If China Blows Up, So Will Every Other Market

John Apruzzese, Chairman of the Investment Policy Committee at Evercore Wealth Management, has some very scary numbers about China’s very own QE2 that suggest a possible inflationary bubble that needs to be popped.

Total bank loans in China are $7 trillion– greater than the US economy, which is triple the size of China. In other words China’s inflation might well be “significantly higher” than the 4.4% claimed. More like the 10% inflation in Chinese food prices or more.

Apruzzese reckons that a significant risk from “continued high inflation in China will cause the country’s relative labor and production costs to increase, effectively generating the same result as an appreciating currency without the advantage of additional puchasing power for the imported natural resources.”

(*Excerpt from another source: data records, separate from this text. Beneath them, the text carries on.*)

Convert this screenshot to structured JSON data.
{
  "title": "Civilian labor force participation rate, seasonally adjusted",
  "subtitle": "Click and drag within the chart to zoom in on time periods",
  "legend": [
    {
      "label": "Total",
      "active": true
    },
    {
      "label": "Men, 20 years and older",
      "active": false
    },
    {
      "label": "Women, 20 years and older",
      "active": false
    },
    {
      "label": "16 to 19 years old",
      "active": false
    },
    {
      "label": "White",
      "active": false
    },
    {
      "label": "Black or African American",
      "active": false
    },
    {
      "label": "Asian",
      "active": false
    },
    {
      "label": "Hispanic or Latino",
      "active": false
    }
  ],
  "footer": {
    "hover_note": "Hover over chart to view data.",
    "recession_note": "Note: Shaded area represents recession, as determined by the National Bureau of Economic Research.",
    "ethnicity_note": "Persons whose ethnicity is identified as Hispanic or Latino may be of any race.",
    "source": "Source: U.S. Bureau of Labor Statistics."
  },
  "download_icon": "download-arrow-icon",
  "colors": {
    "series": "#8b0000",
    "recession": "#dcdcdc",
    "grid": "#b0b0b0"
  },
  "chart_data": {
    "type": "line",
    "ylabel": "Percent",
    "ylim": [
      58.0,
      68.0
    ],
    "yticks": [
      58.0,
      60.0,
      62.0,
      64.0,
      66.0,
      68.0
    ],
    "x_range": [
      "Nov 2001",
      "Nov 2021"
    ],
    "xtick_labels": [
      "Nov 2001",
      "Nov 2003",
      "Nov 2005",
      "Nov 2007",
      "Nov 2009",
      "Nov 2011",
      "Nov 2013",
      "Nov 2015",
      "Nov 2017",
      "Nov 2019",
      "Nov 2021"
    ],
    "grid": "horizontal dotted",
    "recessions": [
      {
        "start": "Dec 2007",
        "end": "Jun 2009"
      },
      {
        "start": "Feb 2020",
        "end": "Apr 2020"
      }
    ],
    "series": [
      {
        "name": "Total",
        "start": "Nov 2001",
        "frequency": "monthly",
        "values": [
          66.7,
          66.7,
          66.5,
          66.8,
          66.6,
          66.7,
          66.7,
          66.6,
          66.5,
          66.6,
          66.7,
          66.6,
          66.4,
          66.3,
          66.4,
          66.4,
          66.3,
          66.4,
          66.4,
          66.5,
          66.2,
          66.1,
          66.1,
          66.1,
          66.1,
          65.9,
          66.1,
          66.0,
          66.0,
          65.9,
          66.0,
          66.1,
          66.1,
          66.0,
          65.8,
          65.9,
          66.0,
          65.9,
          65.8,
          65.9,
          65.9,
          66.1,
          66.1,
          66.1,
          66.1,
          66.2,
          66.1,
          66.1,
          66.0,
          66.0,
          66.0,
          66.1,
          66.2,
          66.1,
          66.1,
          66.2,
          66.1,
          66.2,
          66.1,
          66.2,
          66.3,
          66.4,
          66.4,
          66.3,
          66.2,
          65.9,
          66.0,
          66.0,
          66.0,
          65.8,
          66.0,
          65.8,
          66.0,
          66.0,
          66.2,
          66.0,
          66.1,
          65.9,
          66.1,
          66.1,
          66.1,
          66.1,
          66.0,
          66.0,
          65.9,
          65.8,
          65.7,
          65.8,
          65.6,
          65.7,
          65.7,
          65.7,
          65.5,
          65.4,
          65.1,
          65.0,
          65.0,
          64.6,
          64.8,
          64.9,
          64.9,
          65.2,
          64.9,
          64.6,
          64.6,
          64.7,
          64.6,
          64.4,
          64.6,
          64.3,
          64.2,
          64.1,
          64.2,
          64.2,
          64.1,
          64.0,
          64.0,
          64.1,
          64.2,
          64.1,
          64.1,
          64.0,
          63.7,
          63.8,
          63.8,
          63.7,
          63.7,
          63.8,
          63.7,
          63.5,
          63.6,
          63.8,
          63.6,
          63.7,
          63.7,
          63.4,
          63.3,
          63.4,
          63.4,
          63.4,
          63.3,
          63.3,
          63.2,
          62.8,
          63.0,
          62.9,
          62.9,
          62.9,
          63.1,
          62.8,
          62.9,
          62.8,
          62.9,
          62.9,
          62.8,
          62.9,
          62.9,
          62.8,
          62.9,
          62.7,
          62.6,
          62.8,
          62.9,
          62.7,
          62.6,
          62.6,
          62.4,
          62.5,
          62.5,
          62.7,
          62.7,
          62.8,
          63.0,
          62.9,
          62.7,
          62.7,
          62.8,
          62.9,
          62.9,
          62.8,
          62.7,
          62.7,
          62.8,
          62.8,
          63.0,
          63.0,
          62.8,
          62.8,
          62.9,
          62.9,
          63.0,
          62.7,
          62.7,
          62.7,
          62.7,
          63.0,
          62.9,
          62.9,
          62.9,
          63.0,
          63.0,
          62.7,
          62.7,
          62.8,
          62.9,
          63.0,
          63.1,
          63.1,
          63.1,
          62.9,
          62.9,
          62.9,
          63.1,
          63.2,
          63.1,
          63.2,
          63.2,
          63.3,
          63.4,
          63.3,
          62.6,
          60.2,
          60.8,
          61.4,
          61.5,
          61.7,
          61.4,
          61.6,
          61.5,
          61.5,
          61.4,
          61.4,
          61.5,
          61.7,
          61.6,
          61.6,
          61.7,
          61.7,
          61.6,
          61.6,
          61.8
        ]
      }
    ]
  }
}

I say there’s just as much risky fallout from China’s “now slamming on the monetary brakes.” This is due to the ramifications of China’s slowing on the US, Europe and rest of Asia. Today, if China gets the flu it spreads to western stock markets. It used to be the other way around. It used to be that when New York got a cold, the rest of the world got pneumonia.

Apruzzese agrees that a major debacle in Chinese shares would lead to a major debacle in everyone else’s shares. You are fairly warned.

Still, China is the major committment in Evercore’s foreign stock holdings, which Apruzzese is unwilling to cut back until he can be certain trouble is ahead. It made me nervous that he thought China was 80% toward some kind of potential selloff that could be major.

Evercore’s long China through the Guggenheim Allcap China ETF(YAO), which owns the big China stocks as well as Baidu.com and TenCent Holdings which are traded in the U.S.

It also owns for clients US stocks like YUM (30% sales from China) , Nike(10% from China) and HOGS, the Chinese pork producer(Zhongpin, Inc., traded on Nasdaq.), with a large market share all pork products in China.

Evercore also has a major position in Brazil through EWZ, the Brazilian ETF, which is weighted 20% for both Petrobras, the oil giant, and Vale, the iron ore producer.

About 12% of the average portfolio is in the bonds of strong commodity producers like Canada, Australia, Norway and Brazil, where the yield is 9% in Brazilian currency.

Gold, through GLD, the ETF, is 5% of most portfolios on the basis that “All major currencies are continuing to depreciate against gold, the only form of money that cannot be conjured out of thin air. Until the Fed and other central banks start to show some control over their printing presses, gold will have much further to run.”

US equities favored by Evercore are tech giants like Cisco, and Microsoft as well as Exxon and Devon Energy.